US pushed pope to welcome Islam
Madrid - The United States initially saw Pope Benedict XVI as a "eurocentric" pontiff who was "unlikely to cut a prominent figure on the world stage", according to WikiLeaks documents published on Thursday.
The confidential US diplomatic cables obtained by the whistleblower website were quoted by the Spanish daily El Pais.
German-born Benedict XVI would face a "steep learning curve" on international issues, US diplomats wrote after the then cardinal Joseph Ratzinger was elected pope in 2005.
Some of the cables focus on a 2006 academic lecture given by the pope, who quoted a 14th century Byzantine emperor saying that the Muslim prophet Mohammed had brought "only evil and inhuman things". The quote sparked furious criticism in the Muslim world.
"It taxes the imagination" to suppose that such a reference by the pope "would pass unnoticed", a US diplomat wrote.
Didn't foresee consequences of statement
According to his assessment, the pope made the reference on purpose, but without foreseeing the consequences, which were followed by apologies by the Vatican.
The pope's "approach toward Islam and toward inter-religious dialogue is cooler than that of his predecessor" John Paul II, the diplomat observed.
The controversy was followed by the pope's trip to Turkey, during which he toned down the uneasiness he had expressed about Turkey's eventual European Union membership while he was still a cardinal.

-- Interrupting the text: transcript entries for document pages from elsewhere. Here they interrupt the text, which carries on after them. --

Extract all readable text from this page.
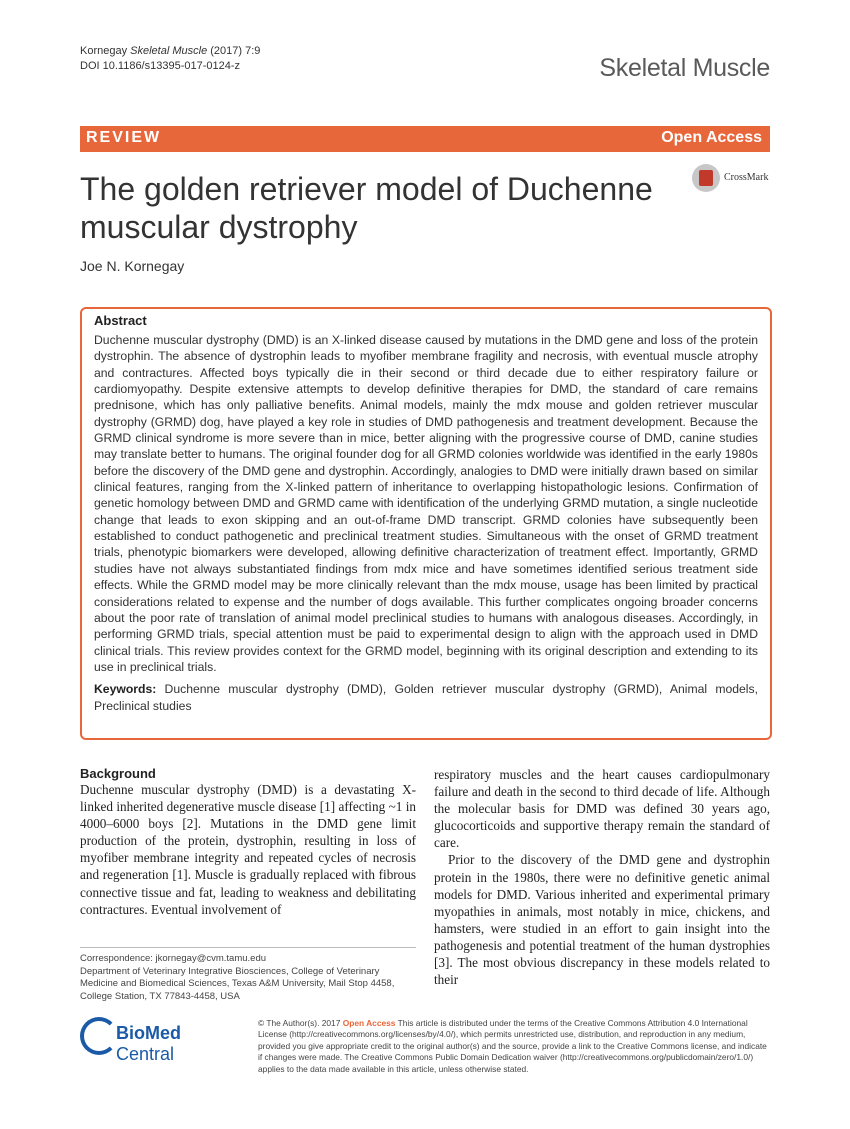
Kornegay Skeletal Muscle (2017) 7:9
DOI 10.1186/s13395-017-0124-z	Skeletal Muscle
REVIEW	Open Access
The golden retriever model of Duchenne muscular dystrophy
CrossMark
Joe N. Kornegay
Abstract

Duchenne muscular dystrophy (DMD) is an X-linked disease caused by mutations in the DMD gene and loss of the protein dystrophin. The absence of dystrophin leads to myofiber membrane fragility and necrosis, with eventual muscle atrophy and contractures. Affected boys typically die in their second or third decade due to either respiratory failure or cardiomyopathy. Despite extensive attempts to develop definitive therapies for DMD, the standard of care remains prednisone, which has only palliative benefits. Animal models, mainly the mdx mouse and golden retriever muscular dystrophy (GRMD) dog, have played a key role in studies of DMD pathogenesis and treatment development. Because the GRMD clinical syndrome is more severe than in mice, better aligning with the progressive course of DMD, canine studies may translate better to humans. The original founder dog for all GRMD colonies worldwide was identified in the early 1980s before the discovery of the DMD gene and dystrophin. Accordingly, analogies to DMD were initially drawn based on similar clinical features, ranging from the X-linked pattern of inheritance to overlapping histopathologic lesions. Confirmation of genetic homology between DMD and GRMD came with identification of the underlying GRMD mutation, a single nucleotide change that leads to exon skipping and an out-of-frame DMD transcript. GRMD colonies have subsequently been established to conduct pathogenetic and preclinical treatment studies. Simultaneous with the onset of GRMD treatment trials, phenotypic biomarkers were developed, allowing definitive characterization of treatment effect. Importantly, GRMD studies have not always substantiated findings from mdx mice and have sometimes identified serious treatment side effects. While the GRMD model may be more clinically relevant than the mdx mouse, usage has been limited by practical considerations related to expense and the number of dogs available. This further complicates ongoing broader concerns about the poor rate of translation of animal model preclinical studies to humans with analogous diseases. Accordingly, in performing GRMD trials, special attention must be paid to experimental design to align with the approach used in DMD clinical trials. This review provides context for the GRMD model, beginning with its original description and extending to its use in preclinical trials.

Keywords: Duchenne muscular dystrophy (DMD), Golden retriever muscular dystrophy (GRMD), Animal models, Preclinical studies

Background

Duchenne muscular dystrophy (DMD) is a devastating X-linked inherited degenerative muscle disease [1] affecting ~1 in 4000–6000 boys [2]. Mutations in the DMD gene limit production of the protein, dystrophin, resulting in loss of myofiber membrane integrity and repeated cycles of necrosis and regeneration [1]. Muscle is gradually replaced with fibrous connective tissue and fat, leading to weakness and debilitating contractures. Eventual involvement of

respiratory muscles and the heart causes cardiopulmonary failure and death in the second to third decade of life. Although the molecular basis for DMD was defined 30 years ago, glucocorticoids and supportive therapy remain the standard of care.

Prior to the discovery of the DMD gene and dystrophin protein in the 1980s, there were no definitive genetic animal models for DMD. Various inherited and experimental primary myopathies in animals, most notably in mice, chickens, and hamsters, were studied in an effort to gain insight into the pathogenesis and potential treatment of the human dystrophies [3]. The most obvious discrepancy in these models related to their

Correspondence: jkornegay@cvm.tamu.edu

Department of Veterinary Integrative Biosciences, College of Veterinary Medicine and Biomedical Sciences, Texas A&M University, Mail Stop 4458, College Station, TX 77843-4458, USA

BioMed Central
© The Author(s). 2017 Open Access This article is distributed under the terms of the Creative Commons Attribution 4.0 International License (http://creativecommons.org/licenses/by/4.0/), which permits unrestricted use, distribution, and reproduction in any medium, provided you give appropriate credit to the original author(s) and the source, provide a link to the Creative Commons license, and indicate if changes were made. The Creative Commons Public Domain Dedication waiver (http://creativecommons.org/publicdomain/zero/1.0/) applies to the data made available in this article, unless otherwise stated.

The Vatican's official stance now is that it is not opposed to the membership as long as Turkey meets EU conditions including religious freedom for its Christians.
The Vatican agreed with Washington that the possibility of Turkey - a US ally - joining the EU had the potential to promote greater rights for religious minorities in the country, US diplomats wrote.
Unofficially, however, top Vatican officials told diplomats they were sceptical about Turkey's commitment to religious freedom.
"The Holy See does not believe theological agreements with Islam are possible, but is convinced that better mutual knowledge will allay suspicions and facilitate peaceful co-existence," US diplomats wrote in 2009.